Hardening guidelines for software upgrades

Contributors netapp-lhalbert

You must keep your StorageGRID system and related services up to date to defend against attacks.

Upgrades to StorageGRID software

Whenever possible, you should upgrade StorageGRID software to the most recent major release or to the previous major release. Keeping StorageGRID up to date helps reduce the amount of time that known vulnerabilities are active and reduces the overall attack surface area. In addition, the most recent releases of StorageGRID often contain security hardening features that aren't included in earlier releases.

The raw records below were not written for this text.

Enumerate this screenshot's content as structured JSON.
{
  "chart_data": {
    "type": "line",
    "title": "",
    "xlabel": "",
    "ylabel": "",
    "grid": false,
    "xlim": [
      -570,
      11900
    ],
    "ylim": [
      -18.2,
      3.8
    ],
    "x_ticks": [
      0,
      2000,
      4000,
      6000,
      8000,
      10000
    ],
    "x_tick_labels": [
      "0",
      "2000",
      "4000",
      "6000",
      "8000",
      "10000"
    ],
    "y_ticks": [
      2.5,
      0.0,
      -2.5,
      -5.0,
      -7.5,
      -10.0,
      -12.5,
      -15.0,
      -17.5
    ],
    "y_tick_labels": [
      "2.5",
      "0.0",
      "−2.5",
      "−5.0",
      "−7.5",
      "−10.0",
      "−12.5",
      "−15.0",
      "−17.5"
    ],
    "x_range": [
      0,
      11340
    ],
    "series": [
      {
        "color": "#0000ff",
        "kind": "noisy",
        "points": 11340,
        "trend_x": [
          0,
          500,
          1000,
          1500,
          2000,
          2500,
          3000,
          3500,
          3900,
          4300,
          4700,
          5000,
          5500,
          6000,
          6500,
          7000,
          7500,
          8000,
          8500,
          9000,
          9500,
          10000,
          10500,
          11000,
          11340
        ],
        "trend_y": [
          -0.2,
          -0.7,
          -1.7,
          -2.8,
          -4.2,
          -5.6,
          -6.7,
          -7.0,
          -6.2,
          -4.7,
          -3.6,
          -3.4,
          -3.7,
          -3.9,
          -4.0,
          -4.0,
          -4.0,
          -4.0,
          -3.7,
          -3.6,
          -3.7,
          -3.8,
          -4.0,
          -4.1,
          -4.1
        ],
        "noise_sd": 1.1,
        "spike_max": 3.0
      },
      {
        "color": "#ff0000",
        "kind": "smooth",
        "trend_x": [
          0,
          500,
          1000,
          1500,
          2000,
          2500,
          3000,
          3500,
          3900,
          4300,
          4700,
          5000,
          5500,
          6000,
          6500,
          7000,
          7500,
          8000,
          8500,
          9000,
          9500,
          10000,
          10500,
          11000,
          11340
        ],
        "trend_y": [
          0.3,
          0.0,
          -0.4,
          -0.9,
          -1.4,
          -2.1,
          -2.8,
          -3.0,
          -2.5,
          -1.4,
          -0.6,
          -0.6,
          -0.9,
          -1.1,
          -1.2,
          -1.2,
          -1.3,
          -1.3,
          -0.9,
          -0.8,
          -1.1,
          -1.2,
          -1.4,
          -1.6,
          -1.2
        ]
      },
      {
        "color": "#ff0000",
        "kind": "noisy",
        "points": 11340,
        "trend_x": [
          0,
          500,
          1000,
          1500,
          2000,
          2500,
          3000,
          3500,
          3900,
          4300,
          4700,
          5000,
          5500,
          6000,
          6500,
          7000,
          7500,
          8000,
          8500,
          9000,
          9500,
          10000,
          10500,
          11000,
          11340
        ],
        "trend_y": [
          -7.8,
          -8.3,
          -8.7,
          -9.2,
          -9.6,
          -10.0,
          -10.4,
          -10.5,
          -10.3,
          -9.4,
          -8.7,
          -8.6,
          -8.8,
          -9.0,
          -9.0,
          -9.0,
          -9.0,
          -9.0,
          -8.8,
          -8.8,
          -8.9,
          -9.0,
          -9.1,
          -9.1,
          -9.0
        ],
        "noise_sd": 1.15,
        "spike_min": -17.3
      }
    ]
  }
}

Consult the NetApp Interoperability Matrix Tool (IMT) to determine which version of StorageGRID software you should be using. When a hotfix is required, NetApp prioritizes creating updates for the most recent releases. Some patches might not be compatible with earlier releases.

Upgrades to external services

External services can have vulnerabilities that affect StorageGRID indirectly. You should ensure that the services that StorageGRID depends on are kept up to date. These services include LDAP, KMS (or KMIP server), DNS, and NTP.

For a list of supported versions, see the NetApp Interoperability Matrix Tool.

Upgrades to hypervisors

If your StorageGRID nodes are running on VMware or another hypervisor, you must ensure that the hypervisor software and firmware are up to date.

For a list of supported versions, see the NetApp Interoperability Matrix Tool.

Upgrades to Linux nodes

If your StorageGRID nodes are using Linux host platforms, you must ensure that security updates and kernel updates are applied to the host OS. Additionally, you must apply firmware updates to vulnerable hardware when these updates become available.

For a list of supported versions, see the NetApp Interoperability Matrix Tool.